De-identification vs Pseudonymisation: Which Standard Does Your Project Require?

Introduction

One of the most common misunderstandings in health data governance is the conflation of de-identification and pseudonymisation. They are not synonymous, they carry different legal implications under UK GDPR, and the distinction determines whether the data you are working with remains in scope for data protection law at all.

This matters enormously for research organisations, clinical trial sponsors, and AI developers working with NHS records. Getting the classification wrong can expose you to regulatory risk and can compromise the legal basis on which your project rests.

Defining the Terms

Pseudonymisation

Pseudonymisation is defined in UK GDPR Article 4(5) as “the processing of personal data in such a manner that the personal data can no longer be attributed to a specific data subject without the use of additional information, provided that such additional information is kept separately and is subject to technical and organisational measures.”

The critical point is that pseudonymised data remains personal data under UK GDPR. The controller or processor still holds the key (even if it is kept separately), so the data can be re-identified. All UK GDPR obligations continue to apply in full.

Pseudonymisation is a security measure, not a route out of data protection law. It reduces the risk of re-identification in transit or in the event of a breach, and it is explicitly cited in Article 89 as an appropriate safeguard for research processing — but it does not remove the data from scope.

De-identification / Anonymisation

The ICO’s anonymisation code of practice describes anonymisation as the process of rendering personal data in a form where the data subject is no longer identifiable, considering all means reasonably likely to be used to re-identify them. Anonymised data falls outside the scope of UK GDPR entirely.

The key test is whether re-identification is “reasonably likely” given the resources, technology, and motivation of likely adversaries. This is not an absolute standard; it is a risk-based assessment that must be documented and reviewed as new re-identification techniques emerge.

Key point: The ICO has repeatedly warned that claiming anonymisation without documented, robust evidence of re-identification risk assessment is insufficient. The risk assessment must be proportionate to the sensitivity of the data and the context of its use.

The Risk Model

Whether data is truly anonymous is determined by a structured risk assessment, typically addressing:

Singling out: Can an individual be distinguished from others in the dataset?
Linkability: Can records relating to the same individual be linked across datasets?
Inference: Can sensitive attributes be inferred about individuals from the dataset?

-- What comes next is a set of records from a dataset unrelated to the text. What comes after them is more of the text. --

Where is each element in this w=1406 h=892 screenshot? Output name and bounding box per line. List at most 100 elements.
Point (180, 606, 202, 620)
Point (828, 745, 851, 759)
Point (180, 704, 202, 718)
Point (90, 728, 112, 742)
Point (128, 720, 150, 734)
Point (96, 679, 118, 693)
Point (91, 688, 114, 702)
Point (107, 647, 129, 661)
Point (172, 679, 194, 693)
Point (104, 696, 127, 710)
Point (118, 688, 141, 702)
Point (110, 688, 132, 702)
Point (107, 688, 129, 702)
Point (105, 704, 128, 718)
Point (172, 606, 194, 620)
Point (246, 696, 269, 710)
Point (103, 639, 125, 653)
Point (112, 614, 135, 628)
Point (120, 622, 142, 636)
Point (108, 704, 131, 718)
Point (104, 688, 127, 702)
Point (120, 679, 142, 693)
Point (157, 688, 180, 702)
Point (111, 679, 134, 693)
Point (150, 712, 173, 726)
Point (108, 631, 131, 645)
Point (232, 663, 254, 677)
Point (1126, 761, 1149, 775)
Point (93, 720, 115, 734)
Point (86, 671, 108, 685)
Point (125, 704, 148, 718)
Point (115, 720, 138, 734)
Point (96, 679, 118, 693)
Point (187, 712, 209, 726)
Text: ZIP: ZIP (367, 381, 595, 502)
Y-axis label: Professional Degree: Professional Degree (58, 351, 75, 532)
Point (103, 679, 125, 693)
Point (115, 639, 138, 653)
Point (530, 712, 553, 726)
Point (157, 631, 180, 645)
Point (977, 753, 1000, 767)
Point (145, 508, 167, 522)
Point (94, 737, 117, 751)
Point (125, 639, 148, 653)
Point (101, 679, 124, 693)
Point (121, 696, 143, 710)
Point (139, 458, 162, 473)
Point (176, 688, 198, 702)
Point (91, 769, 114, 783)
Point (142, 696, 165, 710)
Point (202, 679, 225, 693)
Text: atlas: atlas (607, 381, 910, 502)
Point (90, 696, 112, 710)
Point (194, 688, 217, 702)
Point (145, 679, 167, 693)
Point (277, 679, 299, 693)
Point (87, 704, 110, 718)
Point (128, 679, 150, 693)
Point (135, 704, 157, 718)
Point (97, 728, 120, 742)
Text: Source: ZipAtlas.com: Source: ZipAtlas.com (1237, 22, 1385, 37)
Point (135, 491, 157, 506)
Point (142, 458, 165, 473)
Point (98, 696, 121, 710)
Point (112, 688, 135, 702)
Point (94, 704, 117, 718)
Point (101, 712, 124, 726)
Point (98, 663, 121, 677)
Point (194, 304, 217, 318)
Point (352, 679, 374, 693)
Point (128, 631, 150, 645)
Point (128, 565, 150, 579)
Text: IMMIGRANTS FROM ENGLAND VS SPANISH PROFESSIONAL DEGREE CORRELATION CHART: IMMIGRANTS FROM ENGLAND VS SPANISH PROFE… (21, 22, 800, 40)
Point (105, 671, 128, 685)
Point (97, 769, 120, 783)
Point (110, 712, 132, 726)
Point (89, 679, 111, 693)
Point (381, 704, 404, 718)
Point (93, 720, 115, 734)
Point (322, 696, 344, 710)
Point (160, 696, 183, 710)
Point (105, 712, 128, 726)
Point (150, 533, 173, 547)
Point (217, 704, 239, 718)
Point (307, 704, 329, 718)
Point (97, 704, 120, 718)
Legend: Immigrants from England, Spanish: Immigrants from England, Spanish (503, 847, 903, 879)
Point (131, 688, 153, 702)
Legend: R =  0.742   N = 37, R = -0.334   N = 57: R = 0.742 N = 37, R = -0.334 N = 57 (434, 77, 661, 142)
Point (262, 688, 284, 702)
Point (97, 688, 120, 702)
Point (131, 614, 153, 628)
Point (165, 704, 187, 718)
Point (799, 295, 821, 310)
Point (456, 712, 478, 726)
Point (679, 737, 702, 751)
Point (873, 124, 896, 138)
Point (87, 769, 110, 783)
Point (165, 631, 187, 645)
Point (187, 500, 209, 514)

Formal privacy models such as k-anonymity, l-diversity, and t-closeness provide quantitative frameworks for measuring these risks. Differential privacy provides probabilistic guarantees against inference attacks. The appropriate model depends on the data’s intended use, the likely adversary, and whether the output of the analysis (not just the dataset) could facilitate re-identification.

Which Standard Does Your Project Require?

Use pseudonymisation when:

You need to re-link records to the original patient at a later stage (e.g., longitudinal follow-up in a clinical trial)
The data custodian requires the ability to remove a patient’s data on request (under data subject rights)
You are transmitting data between trusted parties within the same governance framework

Use de-identification when:

The dataset will be shared outside the governance boundary of the original controller
The data will be used to train AI models on open or shared infrastructure
You need to demonstrate that the dataset falls outside the scope of data protection law for publication or open research purposes

Practical Implications for Dataset Procurement

When sourcing health data through a broker or directly from an NHS data controller, you should receive explicit documentation of the de-identification methodology applied. This should include: the privacy model used (k-anonymity threshold, suppression rules, noise addition), a re-identification risk assessment, and documentation of whether the output is classified as anonymous or pseudonymous under the ICO framework.

MD DataVault provides a full de-identification methodology report with every dataset, including the specific k-anonymity parameters applied and a documented risk assessment. This is a contractual commitment, not a best-effort claim.

Conclusion

The pseudonymisation/de-identification distinction is not a technicality. It determines your legal obligations, your organisation’s exposure to data protection enforcement, and the legitimacy of your research governance framework. Invest in getting it right at the design stage.